ORA – Experimenting with Priolepis unlocks the mysteries of the genus
14 Jun, 2014
Via ORA: Developing new species of aquacultured marine life comes with welcomed challenges to ORA. We work tirelessly to maintain commercial scale production on hundreds of varieties of aquacultured animals while researching and raising a steady stream of new species. Unfortunately, not every new species we raise is a good candidate for commercial ornamental aquaculture. Sometimes we keep these species a secret, like the first Pseudoplesiops wassi we raised last year (not a secret anymore now is it?). However, this next one was too cool to keep under wraps.
Earlier in 2014 we raised our first batches of the Girdled Goby (Priolepis cincta), sometimes referred to as the Yellow Cave Goby. We believe this is both a species and genus first for our hobby. We stumbled upon this charming, but cryptic species while looking for relatives of the popular Circus Goby (P. nocturna) whose captive culture still eludes us. It was no easy task to raise these little guys, they took nearly 60 days to complete metamorphosis at which time aggression became a serious issue.
The long larval duration coupled with challenging and costly feed requirements of the Girdled Goby will make it difficult to raise on a commercial scale; due in part to its relatively low cost in the trade. Unfortunately. It is not likely to become a regular offering on our availability list. The first individuals were shipped to Doctors Foster and Smith as a gesture of thanks for helping us source our broodstock.
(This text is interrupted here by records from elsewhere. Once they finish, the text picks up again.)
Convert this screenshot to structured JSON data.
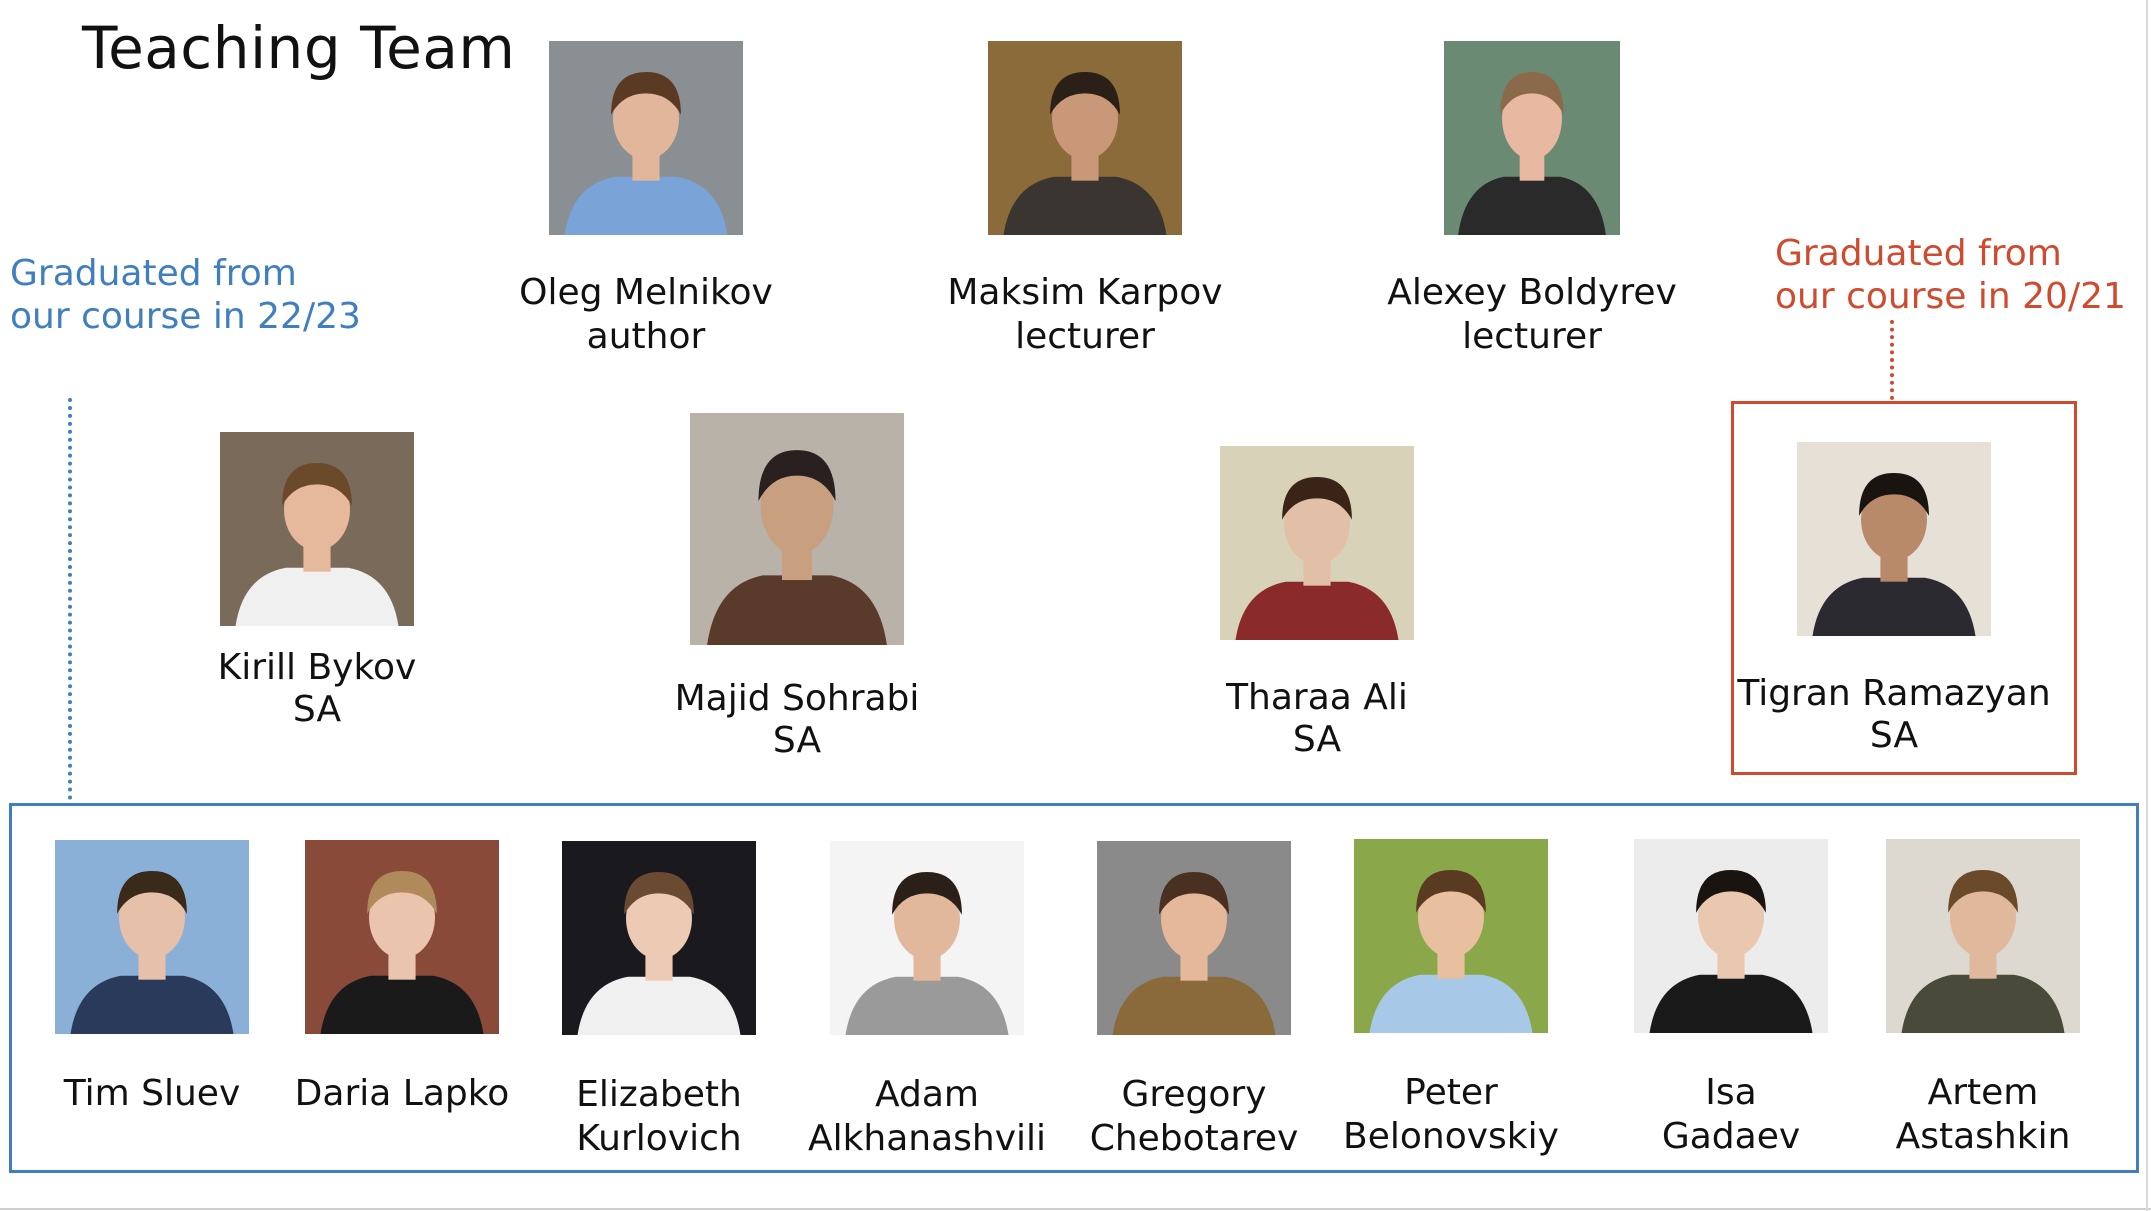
{
  "title": "Teaching Team",
  "notes": {
    "blue": [
      "Graduated from",
      "our course in 22/23"
    ],
    "red": [
      "Graduated from",
      "our course in 20/21"
    ]
  },
  "colors": {
    "blue_accent": "#3f7fc0",
    "red_accent": "#d04a2e"
  },
  "staff": [
    {
      "name": "Oleg Melnikov",
      "role": "author",
      "bg": "#8a8f94",
      "shirt": "#7aa3d8",
      "skin": "#e2b69a",
      "hair": "#5a3a22"
    },
    {
      "name": "Maksim Karpov",
      "role": "lecturer",
      "bg": "#8b6b3a",
      "shirt": "#3a3530",
      "skin": "#c89878",
      "hair": "#2a2018"
    },
    {
      "name": "Alexey Boldyrev",
      "role": "lecturer",
      "bg": "#6a8a74",
      "shirt": "#2a2a2a",
      "skin": "#e8b8a0",
      "hair": "#8a6a4a"
    }
  ],
  "assistants": [
    {
      "name": "Kirill Bykov",
      "role": "SA",
      "bg": "#7a6a5a",
      "shirt": "#f0f0f0",
      "skin": "#e6b89c",
      "hair": "#6a4a2a"
    },
    {
      "name": "Majid Sohrabi",
      "role": "SA",
      "bg": "#b8b2a8",
      "shirt": "#5a3a2a",
      "skin": "#c8a080",
      "hair": "#2a2020"
    },
    {
      "name": "Tharaa Ali",
      "role": "SA",
      "bg": "#d8d2b8",
      "shirt": "#8a2a2a",
      "skin": "#e2c0a8",
      "hair": "#3a2418"
    },
    {
      "name": "Tigran Ramazyan",
      "role": "SA",
      "bg": "#e6e0d6",
      "shirt": "#2a2a30",
      "skin": "#b88a6a",
      "hair": "#1a1410"
    }
  ],
  "graduates": [
    {
      "first": "Tim Sluev",
      "last": "",
      "bg": "#8ab0d8",
      "shirt": "#2a3a5a",
      "skin": "#e6c0a8",
      "hair": "#3a2a1a"
    },
    {
      "first": "Daria Lapko",
      "last": "",
      "bg": "#8a4a3a",
      "shirt": "#1a1a1a",
      "skin": "#eac4ac",
      "hair": "#b08a5a"
    },
    {
      "first": "Elizabeth",
      "last": "Kurlovich",
      "bg": "#1a1a1e",
      "shirt": "#f0f0f0",
      "skin": "#eccab4",
      "hair": "#6a4a30"
    },
    {
      "first": "Adam",
      "last": "Alkhanashvili",
      "bg": "#f4f4f4",
      "shirt": "#9a9a9a",
      "skin": "#e2b89c",
      "hair": "#2a2018"
    },
    {
      "first": "Gregory",
      "last": "Chebotarev",
      "bg": "#8a8a8a",
      "shirt": "#8a6a3a",
      "skin": "#e4b898",
      "hair": "#4a3020"
    },
    {
      "first": "Peter",
      "last": "Belonovskiy",
      "bg": "#8aa84a",
      "shirt": "#a8c8e8",
      "skin": "#e8c0a0",
      "hair": "#5a3a20"
    },
    {
      "first": "Isa",
      "last": "Gadaev",
      "bg": "#ececec",
      "shirt": "#1a1a1a",
      "skin": "#eac8b0",
      "hair": "#1a1410"
    },
    {
      "first": "Artem",
      "last": "Astashkin",
      "bg": "#ddd8d0",
      "shirt": "#4a4a3a",
      "skin": "#e0b89c",
      "hair": "#6a4a2a"
    }
  ]
}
We enjoyed working with the Girdled Goby, it taught us some valuable lessons that we can apply to other challenging species. As aquaculture technology and knowledge advances, we may decide to move forward on making this species more readily available. Fortunately the demand for aquacultured marine fish is expanding year after year, creating interest in a variety of species once considered too challenging to breed in captivity. Working through these biological and economic hurdles, ORA will continue to bring the world dazzling new varieties of 100% aquacultured marine life.